Um dos grandes temas
abordados pelo escritor em suas obras é a ideia do absurdo. Este aparece em seu
ensaio filosófico "O mito de Sísifo" e nos romances "O
Estrangeiro" e "A Peste". O absurdo, segundo Camus, é o
resultado de nossa busca por sentido e clareza, em um mundo que não as contêm. A
obra do autor é formada por romances como "O estrangeiro" (1942);
"A peste" (1947); "A queda" (1956); "A morte
feliz" (publicado postumamente em 1971); e "O primeiro homem"
(1995, póstumo) e ensaios filosóficos, como "O mito de Sísifo" (1942)

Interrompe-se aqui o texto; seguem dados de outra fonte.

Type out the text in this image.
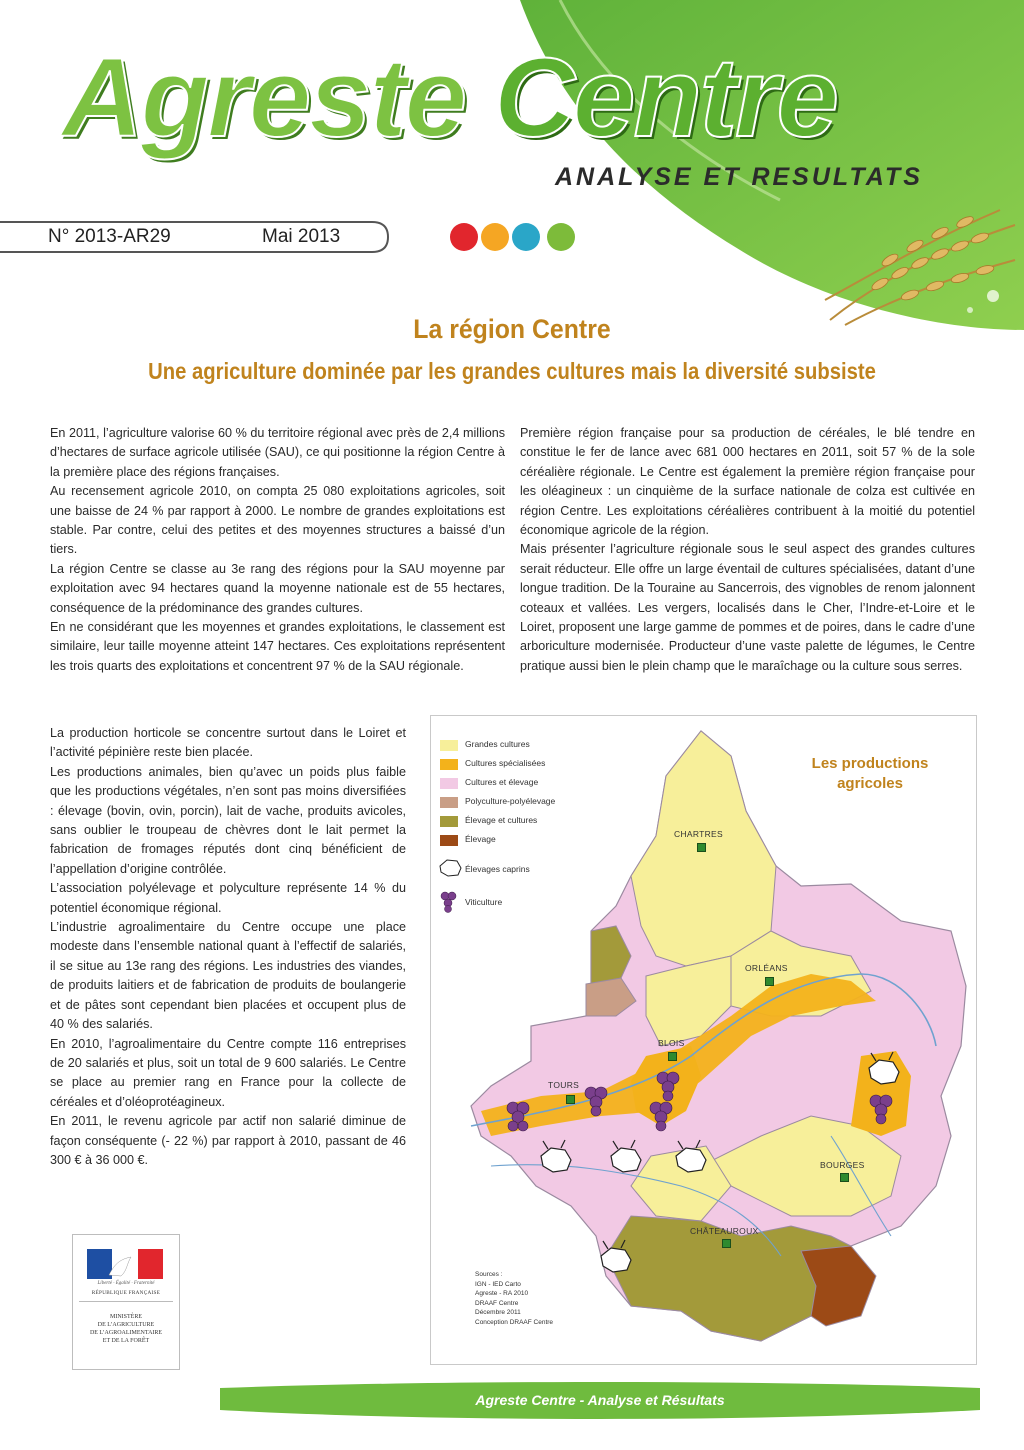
Agreste Centre
ANALYSE ET RESULTATS
N° 2013-AR29	Mai 2013
La région Centre
Une agriculture dominée par les grandes cultures mais la diversité subsiste

En 2011, l’agriculture valorise 60 % du territoire régional avec près de 2,4 millions d’hectares de surface agricole utilisée (SAU), ce qui positionne la région Centre à la première place des régions françaises.

Au recensement agricole 2010, on compta 25 080 exploitations agricoles, soit une baisse de 24 % par rapport à 2000. Le nombre de grandes exploitations est stable. Par contre, celui des petites et des moyennes structures a baissé d’un tiers.

La région Centre se classe au 3e rang des régions pour la SAU moyenne par exploitation avec 94 hectares quand la moyenne nationale est de 55 hectares, conséquence de la prédominance des grandes cultures.

En ne considérant que les moyennes et grandes exploitations, le classement est similaire, leur taille moyenne atteint 147 hectares. Ces exploitations représentent les trois quarts des exploitations et concentrent 97 % de la SAU régionale.

Première région française pour sa production de céréales, le blé tendre en constitue le fer de lance avec 681 000 hectares en 2011, soit 57 % de la sole céréalière régionale. Le Centre est également la première région française pour les oléagineux : un cinquième de la surface nationale de colza est cultivée en région Centre. Les exploitations céréalières contribuent à la moitié du potentiel économique agricole de la région.

Mais présenter l’agriculture régionale sous le seul aspect des grandes cultures serait réducteur. Elle offre un large éventail de cultures spécialisées, datant d’une longue tradition. De la Touraine au Sancerrois, des vignobles de renom jalonnent coteaux et vallées. Les vergers, localisés dans le Cher, l’Indre-et-Loire et le Loiret, proposent une large gamme de pommes et de poires, dans le cadre d’une arboriculture modernisée. Producteur d’une vaste palette de légumes, le Centre pratique aussi bien le plein champ que le maraîchage ou la culture sous serres.

La production horticole se concentre surtout dans le Loiret et l’activité pépinière reste bien placée.

Les productions animales, bien qu’avec un poids plus faible que les productions végétales, n’en sont pas moins diversifiées : élevage (bovin, ovin, porcin), lait de vache, produits avicoles, sans oublier le troupeau de chèvres dont le lait permet la fabrication de fromages réputés dont cinq bénéficient de l’appellation d’origine contrôlée.

L’association polyélevage et polyculture représente 14 % du potentiel économique régional.

L’industrie agroalimentaire du Centre occupe une place modeste dans l’ensemble national quant à l’effectif de salariés, il se situe au 13e rang des régions. Les industries des viandes, de produits laitiers et de fabrication de produits de boulangerie et de pâtes sont cependant bien placées et occupent plus de 40 % des salariés.

En 2010, l’agroalimentaire du Centre compte 116 entreprises de 20 salariés et plus, soit un total de 9 600 salariés. Le Centre se place au premier rang en France pour la collecte de céréales et d’oléoprotéagineux.

En 2011, le revenu agricole par actif non salarié diminue de façon conséquente (- 22 %) par rapport à 2010, passant de 46 300 € à 36 000 €.

Les productions agricoles
Grandes cultures
Cultures spécialisées
Cultures et élevage
Polyculture-polyélevage
Élevage et cultures
Élevage
Élevages caprins
Viticulture
CHARTRES
ORLÉANS
BLOIS
TOURS
BOURGES
CHÂTEAUROUX
Sources :
IGN - IED Carto
Agreste - RA 2010
DRAAF Centre
Décembre 2011
Conception DRAAF Centre
Liberté · Égalité · Fraternité
RÉPUBLIQUE FRANÇAISE
MINISTÈRE
DE L’AGRICULTURE
DE L’AGROALIMENTAIRE
ET DE LA FORÊT
Agreste Centre - Analyse et Résultats
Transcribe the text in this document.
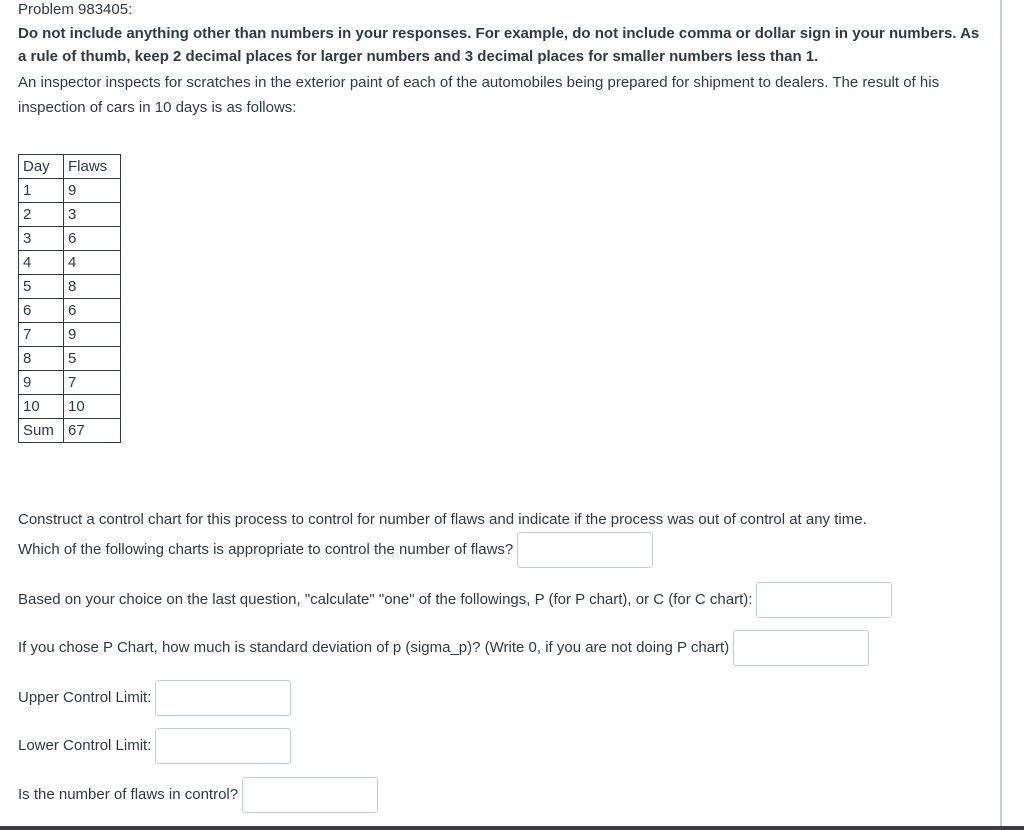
Problem 983405:
Do not include anything other than numbers in your responses. For example, do not include comma or dollar sign in your numbers. As a rule of thumb, keep 2 decimal places for larger numbers and 3 decimal places for smaller numbers less than 1.
An inspector inspects for scratches in the exterior paint of each of the automobiles being prepared for shipment to dealers. The result of his inspection of cars in 10 days is as follows:
Day	Flaws
1	9
2	3
3	6
4	4
5	8
6	6
7	9
8	5
9	7
10	10
Sum	67
Construct a control chart for this process to control for number of flaws and indicate if the process was out of control at any time.
Which of the following charts is appropriate to control the number of flaws?
Based on your choice on the last question, "calculate" "one" of the followings, P (for P chart), or C (for C chart):
If you chose P Chart, how much is standard deviation of p (sigma_p)? (Write 0, if you are not doing P chart)
Upper Control Limit:
Lower Control Limit:
Is the number of flaws in control?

e "O homem revoltado" (1951). Além disso, Camus também escreveu
ensaios culturais e políticos e peças de teatro. Selecionamos os seguintes
trechos de obras de Camus:
De "O mito de Sísifo
(Editora Guanabara, 1989):
Já
deu para compreender que Sísifo é o herói absurdo. Ele o é tanto por suas
paixões como por seu tormento. O desprezo pelos deuses, o ódio à Morte e a
paixão pela vida lhe valeram esse suplício indescritível em que todo o ser se
ocupa em não completar nada. É o preço a pagar pelas paixões deste mundo. Nada
nos foi dito sobre Sísifo nos infernos. Os mitos são feitos para que a
imaginação os anime. Neste caso, vê-se apenas todo o esforço de um corpo
estirado para levantar a pedra enorme, rolá-la e fazê-la subir a encosta,
tarefa cem vezes recomeçada.
Do "Caderno de
viagem" de Camus, citado por Manuel da Costa Pinto em artigo "O
mediterrâneo é aqui", publicado em 7 Clássicos Franceses (Editora Duetto,
2010):
Uma
vez mais, durante horas e horas, olho para esta natureza monótona e estes
espaços imensos; não se pode dizer que sejam belos, mas colam-se à alma de uma
forma insistente. País em que as estações se confundem umas com as outras; onde
a vegetação inextrincável se torna disforme; onde os sangues misturam-se a tal
ponto que a alma perdeu seus limites. Um marulhar pesado, a luz esverdeada das
florestas, o verniz de poeira vermelha que cobre todas as coisas, o tempo que
se derrete, a lentidão da vida rural, a excitação breve e insensata das grandes
cidades - é o país da indiferença e da exaltação. Não adianta o arranha-céu,
ele ainda não conseguiu vencer o espírito da floresta, a imensidão, a
melancolia. São os sambas, os verdadeiros, que exprimem melhor o que quero
dizer.
De "O homem
revoltado" (Editora Record, 2011):
A
insurreição humana, em suas formas elevadas e trágicas, não é nem pode ser
senão um longo protesto contra a morte, uma acusação veemente a esta condição
regida pela pena de morte generalizada. Em todos os casos que encontramos, o
protesto dirige-se sempre a tudo aquilo que, na criação, é dissonância,
opacidade, solução de continuidade. Trata-se, portanto, no essencial, de uma
interminável exigência de unidade. A recusa da morte, o desejo de duração e de
transparência são as molas de todas estas loucuras, sublimes e pueris. Trata-se
somente da recusa covarde e pessoal de morrer? Não, porque muitos desses
rebeldes pagaram o preço necessário para ficar à altura de suas exigências. O
revoltado não exige a vida, mas as razões da vida. Ele rejeita as consequências
que a morte traz. Se nada perdura, nada justifica, aquilo que morre fica
privado de sentido. Lutar contra a morte equivale a reivindicar o sentido da
vida, a lutar pela ordem e pela unidade.